We look different than Dax.  He's got a dark complexion with curly hair and our skin is pasty (75% of the year) and our hair is straight.  It's pretty obvious to people (when we're all together) that Dax was adopted.  Sure, some random 5% of people might think I had an affair with some other man or something, but most people straight away go the adoption route.  Most people just ask us questions because they are curious, and 99.9% we are fine to answer them.  We're glad people ask us questions about adoption and hope that some day they'll adopt too.  Most of the time however, people ask us "Where did he come from"?  I think they are expecting we will say some foreign place, but we don't - he's from the same state we live in - the same metropolitan area.  I think a majority of people (not involved with adoption) just assume that if you adopted a child you must have done an international adoption, so they are just a little shocked when we tell them that Dax is from the same state and country we're currently standing in.

5. On the flip side of that, is there a heartwarming story you can share about someone observing your family? 

We honestly just love anyone who stops and talks to us to learn more about how our transracial family came together.  We love it when people of our grandparents generation stop us to tell us how cute Dax is or how precious our family is.  We know things were different for them 50 years ago and we're glad that our family can be what it is today because of where this country has gone.  We also love it when we have communications with people from different races than ours that would normally never stop to speak to us just because Dax is with us.  He's like a bridge from one culture to another and from one time to another.  He's so much hope, joy, and love for our family and we love sharing that with others we meet.

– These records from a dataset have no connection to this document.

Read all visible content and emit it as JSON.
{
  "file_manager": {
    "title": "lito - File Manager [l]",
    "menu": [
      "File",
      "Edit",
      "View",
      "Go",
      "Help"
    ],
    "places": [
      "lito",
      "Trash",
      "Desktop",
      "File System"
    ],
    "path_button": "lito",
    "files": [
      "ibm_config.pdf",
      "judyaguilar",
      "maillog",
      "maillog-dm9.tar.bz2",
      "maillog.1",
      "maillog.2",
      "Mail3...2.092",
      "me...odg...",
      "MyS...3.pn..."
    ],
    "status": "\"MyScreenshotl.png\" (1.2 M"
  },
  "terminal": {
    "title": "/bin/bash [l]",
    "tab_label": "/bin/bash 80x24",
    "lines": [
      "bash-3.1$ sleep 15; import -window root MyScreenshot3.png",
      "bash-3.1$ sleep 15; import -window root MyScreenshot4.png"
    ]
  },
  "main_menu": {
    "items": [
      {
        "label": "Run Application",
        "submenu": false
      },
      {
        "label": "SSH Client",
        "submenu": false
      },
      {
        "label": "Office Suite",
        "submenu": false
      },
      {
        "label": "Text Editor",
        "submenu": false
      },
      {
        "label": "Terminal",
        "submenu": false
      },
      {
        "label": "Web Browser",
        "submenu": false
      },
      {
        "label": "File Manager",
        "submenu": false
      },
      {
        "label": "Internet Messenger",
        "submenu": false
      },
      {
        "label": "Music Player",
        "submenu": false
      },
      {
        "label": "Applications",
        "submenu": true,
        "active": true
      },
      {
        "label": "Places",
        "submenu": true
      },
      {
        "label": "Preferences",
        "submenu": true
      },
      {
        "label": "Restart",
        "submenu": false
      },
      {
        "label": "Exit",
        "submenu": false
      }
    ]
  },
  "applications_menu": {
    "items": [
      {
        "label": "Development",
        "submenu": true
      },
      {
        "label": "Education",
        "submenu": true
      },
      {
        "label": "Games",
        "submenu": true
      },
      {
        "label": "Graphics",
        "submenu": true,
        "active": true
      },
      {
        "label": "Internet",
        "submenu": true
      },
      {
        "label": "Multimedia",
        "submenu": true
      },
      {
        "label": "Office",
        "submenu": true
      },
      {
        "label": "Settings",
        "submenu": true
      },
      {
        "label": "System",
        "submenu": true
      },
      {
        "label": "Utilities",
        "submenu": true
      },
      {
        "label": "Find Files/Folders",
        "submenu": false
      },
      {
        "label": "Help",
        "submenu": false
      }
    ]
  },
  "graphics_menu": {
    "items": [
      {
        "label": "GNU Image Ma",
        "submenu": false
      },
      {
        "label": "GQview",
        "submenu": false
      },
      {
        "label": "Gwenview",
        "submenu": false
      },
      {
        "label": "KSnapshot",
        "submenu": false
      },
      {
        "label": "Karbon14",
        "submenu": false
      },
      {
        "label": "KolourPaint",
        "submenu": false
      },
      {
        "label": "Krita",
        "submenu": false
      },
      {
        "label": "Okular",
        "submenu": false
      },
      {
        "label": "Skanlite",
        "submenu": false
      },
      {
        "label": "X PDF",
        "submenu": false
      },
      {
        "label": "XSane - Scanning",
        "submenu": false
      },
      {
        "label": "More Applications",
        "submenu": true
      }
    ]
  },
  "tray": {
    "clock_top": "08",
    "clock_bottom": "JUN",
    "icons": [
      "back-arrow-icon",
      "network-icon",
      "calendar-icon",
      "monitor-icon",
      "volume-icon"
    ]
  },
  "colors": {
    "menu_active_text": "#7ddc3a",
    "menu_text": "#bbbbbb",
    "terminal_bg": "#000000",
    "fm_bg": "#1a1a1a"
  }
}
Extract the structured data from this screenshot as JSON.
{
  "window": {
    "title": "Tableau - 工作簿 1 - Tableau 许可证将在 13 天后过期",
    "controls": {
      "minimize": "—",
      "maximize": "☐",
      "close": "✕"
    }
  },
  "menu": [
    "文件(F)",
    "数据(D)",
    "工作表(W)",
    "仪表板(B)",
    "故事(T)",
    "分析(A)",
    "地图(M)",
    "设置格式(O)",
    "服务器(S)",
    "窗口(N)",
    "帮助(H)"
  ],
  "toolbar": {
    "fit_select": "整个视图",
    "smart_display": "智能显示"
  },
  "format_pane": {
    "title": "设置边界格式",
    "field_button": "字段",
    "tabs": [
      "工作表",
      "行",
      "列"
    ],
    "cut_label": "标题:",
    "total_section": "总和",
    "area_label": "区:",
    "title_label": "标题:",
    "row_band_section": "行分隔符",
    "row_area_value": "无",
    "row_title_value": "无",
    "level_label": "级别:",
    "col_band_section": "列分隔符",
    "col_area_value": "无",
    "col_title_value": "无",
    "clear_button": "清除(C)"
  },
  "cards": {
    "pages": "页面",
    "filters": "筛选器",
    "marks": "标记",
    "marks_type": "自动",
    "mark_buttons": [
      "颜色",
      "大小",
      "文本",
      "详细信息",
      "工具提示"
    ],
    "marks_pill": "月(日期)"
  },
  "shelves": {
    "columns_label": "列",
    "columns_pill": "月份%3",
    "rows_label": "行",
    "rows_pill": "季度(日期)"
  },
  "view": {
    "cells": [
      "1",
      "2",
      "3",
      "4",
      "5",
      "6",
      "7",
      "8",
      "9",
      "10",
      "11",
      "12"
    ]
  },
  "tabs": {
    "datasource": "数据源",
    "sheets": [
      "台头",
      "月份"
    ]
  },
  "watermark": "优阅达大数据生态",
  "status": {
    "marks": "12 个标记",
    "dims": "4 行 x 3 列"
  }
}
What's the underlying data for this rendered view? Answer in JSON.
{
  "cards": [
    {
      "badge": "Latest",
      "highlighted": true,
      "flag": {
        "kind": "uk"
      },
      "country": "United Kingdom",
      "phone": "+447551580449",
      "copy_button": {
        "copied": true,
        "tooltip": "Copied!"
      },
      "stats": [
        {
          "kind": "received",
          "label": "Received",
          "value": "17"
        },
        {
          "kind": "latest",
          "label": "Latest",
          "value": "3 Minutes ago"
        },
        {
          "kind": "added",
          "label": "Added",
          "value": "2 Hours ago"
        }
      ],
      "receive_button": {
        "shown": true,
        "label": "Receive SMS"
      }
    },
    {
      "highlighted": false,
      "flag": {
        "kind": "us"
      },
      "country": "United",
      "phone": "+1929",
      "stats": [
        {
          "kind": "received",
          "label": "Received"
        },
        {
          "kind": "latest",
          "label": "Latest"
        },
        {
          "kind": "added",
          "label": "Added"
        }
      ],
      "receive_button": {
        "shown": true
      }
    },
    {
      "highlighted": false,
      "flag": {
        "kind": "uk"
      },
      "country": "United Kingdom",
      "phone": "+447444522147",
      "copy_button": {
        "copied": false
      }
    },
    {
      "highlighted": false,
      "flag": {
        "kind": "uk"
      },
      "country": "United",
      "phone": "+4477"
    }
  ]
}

Once we met a girl in a local supermarket, who reminded me a lot of us a few years ago.  She was happily watching Will and Dax at the deli counter, not knowing that I was watching her.  She smiled as she watched Will make silly faces to get Dax giggling while he waited for swiss cheese.  I made a lap around a produce stand and saw her still staring at them.  There's one employee there who always comes around the counter to see Dax and say hello.  When the employee came to play with Dax I made my way over there to say hello and at that time the girl also spoke.  She asked if she could ask me a question and I told her that she could.  She asked if Dax was adopted.  I smiled and told her he was.  She told me that she and her husband were looking to adopt and were just getting started in picking an agency.  We chatted for a few minutes about adoption, highly recommended our agency, and wished her success in building her family.  We were her, not too terribly long ago and because she stopped to ask us about Dax we pray for her and her family's journey.

6. Where do you find the most support, as an adoptive family?

We feel like God placed so many families into our lives to help us on this adoption journey.  We met people through blogs, through Yelp, through seminars, through church, and through retreats.  We feel a strong connection with others who've adopted and are looking to adopt.  These people were there to help us learn about agencies, openness, waiting, struggles with infertility, and the link to God on our adoption journey.  We feel that being open about adoption makes it so much easier to handle, because you have support from everyone you meet.  We've never faced resistance in how our family was built, and know we've got support wherever we turn.

1 comment:

All in His Perfect Timing said...

WOW! I love your interview & Adrienne's answers too! I will check out her blog for sure. Thanks so much for the great Q & A!